What I’ve been reading

David Woodman, The First King of England: Aethelstan and the Birth of a Kingdom.  An excellent work.  One of the best books on early English history, and also one of the best books on how the Dark Ages morphed into early Medieval times.  Usually I find treatments in both areas difficult to follow, but this one produces a coherent and also non-exaggerated narrative.  It also will make you want to visit Northumbria.

Edmund Phelps, My Journeys in Economic Theory.  A fascinating memoir, I had not known he was so obsessed with Rawls and Nagel.  He also loved the tenor Franco Corelli, and was a Birgit Nilsson fan too.  Recommended, for those who like this sort of thing, and who already are familiar with the cast of characters.

Bench Ansfield, Born in Flames: The Business of Arson and the Remaking of the American City.  Whenever a book demonstrates what people in New Jersey have known for decades, usually it is a good book.

Andrew Sean Greer, Less: A Novel.  I do not like much in contemporary American fiction, but so far I am quite enjoying this one.

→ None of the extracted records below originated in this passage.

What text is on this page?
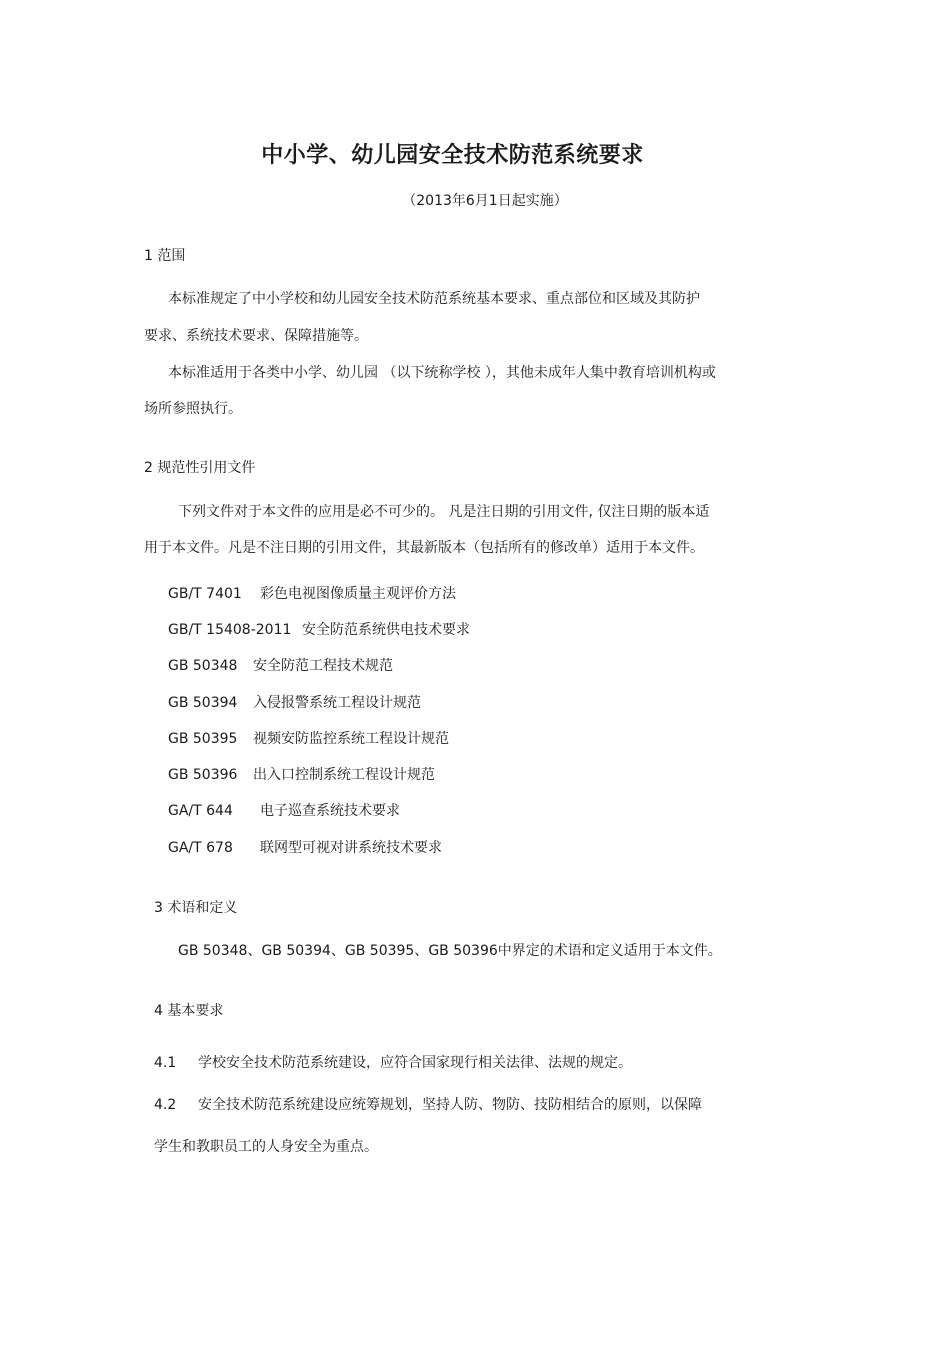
中小学、幼儿园安全技术防范系统要求

（2013年6月1日起实施）

1 范围

本标准规定了中小学校和幼儿园安全技术防范系统基本要求、重点部位和区域及其防护

要求、系统技术要求、保障措施等。

本标准适用于各类中小学、幼儿园 （以下统称学校 ），其他未成年人集中教育培训机构或

场所参照执行。

2 规范性引用文件

下列文件对于本文件的应用是必不可少的。 凡是注日期的引用文件, 仅注日期的版本适

用于本文件。凡是不注日期的引用文件，其最新版本（包括所有的修改单）适用于本文件。

GB/T 7401 彩色电视图像质量主观评价方法

GB/T 15408-2011 安全防范系统供电技术要求

GB 50348 安全防范工程技术规范

GB 50394 入侵报警系统工程设计规范

GB 50395 视频安防监控系统工程设计规范

GB 50396 出入口控制系统工程设计规范

GA/T 644 电子巡查系统技术要求

GA/T 678 联网型可视对讲系统技术要求

3 术语和定义

GB 50348、GB 50394、GB 50395、GB 50396中界定的术语和定义适用于本文件。

4 基本要求

4.1 学校安全技术防范系统建设，应符合国家现行相关法律、法规的规定。

4.2 安全技术防范系统建设应统筹规划，坚持人防、物防、技防相结合的原则，以保障

学生和教职员工的人身安全为重点。
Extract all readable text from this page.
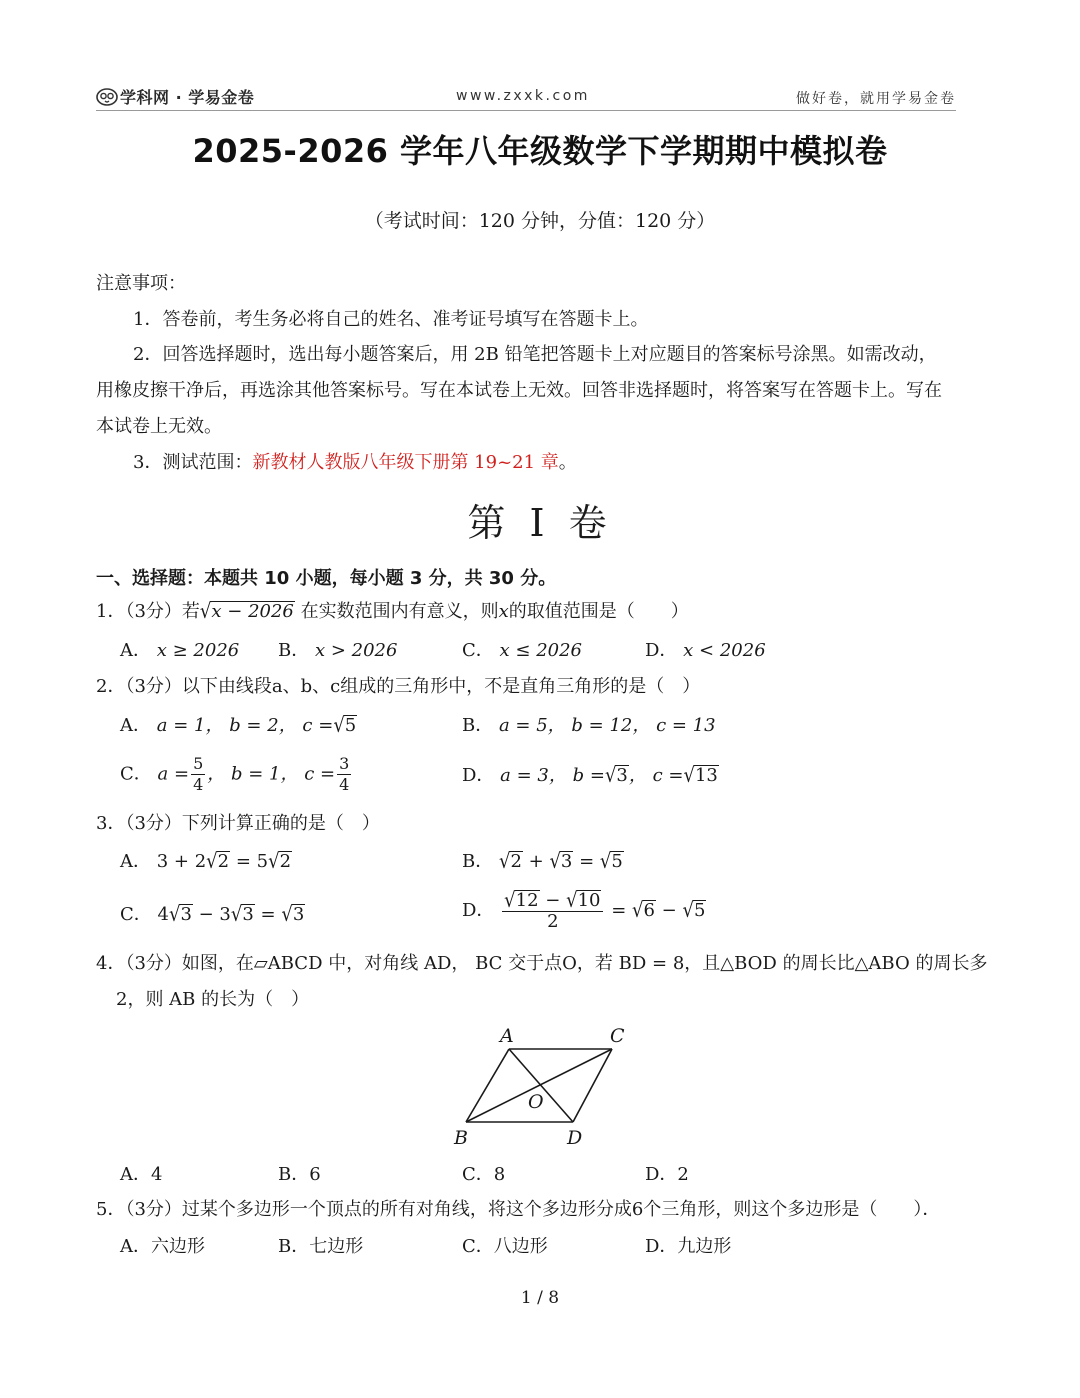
学科网 · 学易金卷	www.zxxk.com	做好卷，就用学易金卷
2025-2026 学年八年级数学下学期期中模拟卷
（考试时间：120 分钟，分值：120 分）
注意事项：
1．答卷前，考生务必将自己的姓名、准考证号填写在答题卡上。
2．回答选择题时，选出每小题答案后，用 2B 铅笔把答题卡上对应题目的答案标号涂黑。如需改动，
用橡皮擦干净后，再选涂其他答案标号。写在本试卷上无效。回答非选择题时，将答案写在答题卡上。写在
本试卷上无效。
3．测试范围：新教材人教版八年级下册第 19~21 章。
第 I 卷
一、选择题：本题共 10 小题，每小题 3 分，共 30 分。
1．（3分）若√x − 2026 在实数范围内有意义，则x的取值范围是（　　）
A． x ≥ 2026 B． x > 2026	C． x ≤ 2026	D． x < 2026
2．（3分）以下由线段a、b、c组成的三角形中，不是直角三角形的是（　）
A． a = 1， b = 2， c =√5	B． a = 5， b = 12， c = 13
C． $a = \frac{5}{4}$ ， b = 1， $c = \frac{3}{4}$	D． a = 3， b =√3， c =√13
3．（3分）下列计算正确的是（　）
A． 3 + 2√2 = 5√2	B． √2 + √3 = √5
C． 4√3 − 3√3 = √3	D． $\frac{√12 - √10}{2} = √6 - √5$
4．（3分）如图，在▱ABCD 中，对角线 AD， BC 交于点O，若 BD = 8，且△BOD 的周长比△ABO 的周长多
2，则 AB 的长为（　）
A	C
O
B	D
A．4	B．6	C．8	D．2
5．（3分）过某个多边形一个顶点的所有对角线，将这个多边形分成6个三角形，则这个多边形是（　　）．
A．六边形	B．七边形	C．八边形	D．九边形
1 / 8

Bernd Roeck, The World at First Light: A New History of the Renaissance.  934 pp. of text, covers too many topics in too desultory a fashion?

Pablo A. Pena, Human Capital for Humans: An Accessible Introduction to the Economic Science of the People, is a good popular-level introduction to human capital theory.

There is Carl Benedikt Frey, How Progress Ends: Technology, Innovation, and the Fate of Nations.